What can we learn from this pilot experience? I think the treatment is feasible. There are relatively few deaths and one was an air embolus, which was very preventable.

I think that there is some efficacy of this program. I don't think we would have had 30 to 40 percent event-free survival in this group of patients, and we have enough follow up to say that at least some of those patients are salvageable.

There is other data, particularly from Dieter Hoelzer's group. Hans Martin has a program which is very similar in design to ours, with a high DAC base, cytoreduction, a very aggressive transplant regimen.

He has data in 40 Ph positive patients with long follow up, showing 20 percent long-term salvage.

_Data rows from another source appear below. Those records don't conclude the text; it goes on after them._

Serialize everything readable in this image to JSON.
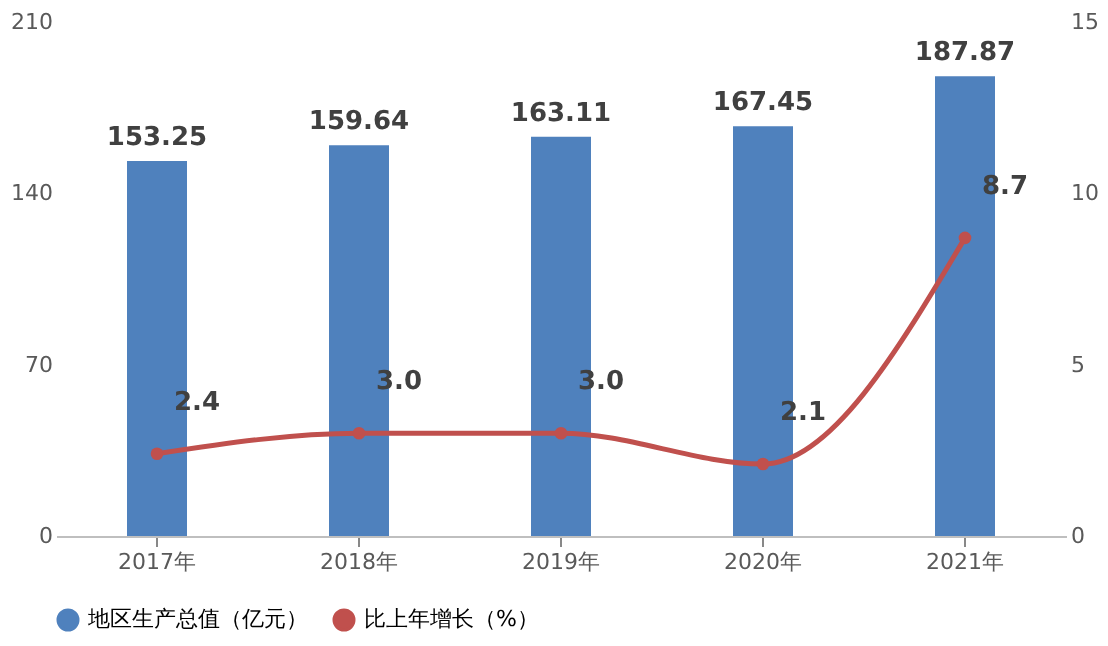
{
  "chart_data": {
    "type": "bar",
    "categories": [
      "2017年",
      "2018年",
      "2019年",
      "2020年",
      "2021年"
    ],
    "series": [
      {
        "name": "地区生产总值（亿元）",
        "color": "#4f81bd",
        "values": [
          153.25,
          159.64,
          163.11,
          167.45,
          187.87
        ]
      },
      {
        "name": "比上年增长（%）",
        "type": "line",
        "axis": "y2",
        "color": "#c0504d",
        "values": [
          2.4,
          3.0,
          3.0,
          2.1,
          8.7
        ],
        "value_labels": [
          "2.4",
          "3.0",
          "3.0",
          "2.1",
          "8.7"
        ]
      }
    ],
    "ylim": [
      0,
      210
    ],
    "yticks": [
      0,
      70,
      140,
      210
    ],
    "y2lim": [
      0,
      15
    ],
    "y2ticks": [
      0,
      5,
      10,
      15
    ],
    "data_labels": true,
    "grid": false,
    "legend": "bottom",
    "marker": "circle",
    "line_style": "solid"
  }
}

What the in vitro purging did, of course, we don't know, and we are not going to be able to use it in the future because the docs at Stanford are not pursuing these home grown antibodies.

So, to me, I think that there is enough going on here that the role of autologous transplant needs to be explored further.

There is a CALGB SWOG study that Wendy Stock alluded to, looking at Ph positive ALL, in which patients with donors will have an allo, those without will have auto, intercalate Gleevec into this schema.

I can mention, the two Ph positive patients we have treated since the availability of Gleevec who have been on maintenance, both of those remain in remission more than two years.

I think it is going to be critical to define what is going on in the stem cell product using some o the MRD techniques that have been talked about.

If purging has a role, we need to come up with a way to do this and it is not at all clear what that should be.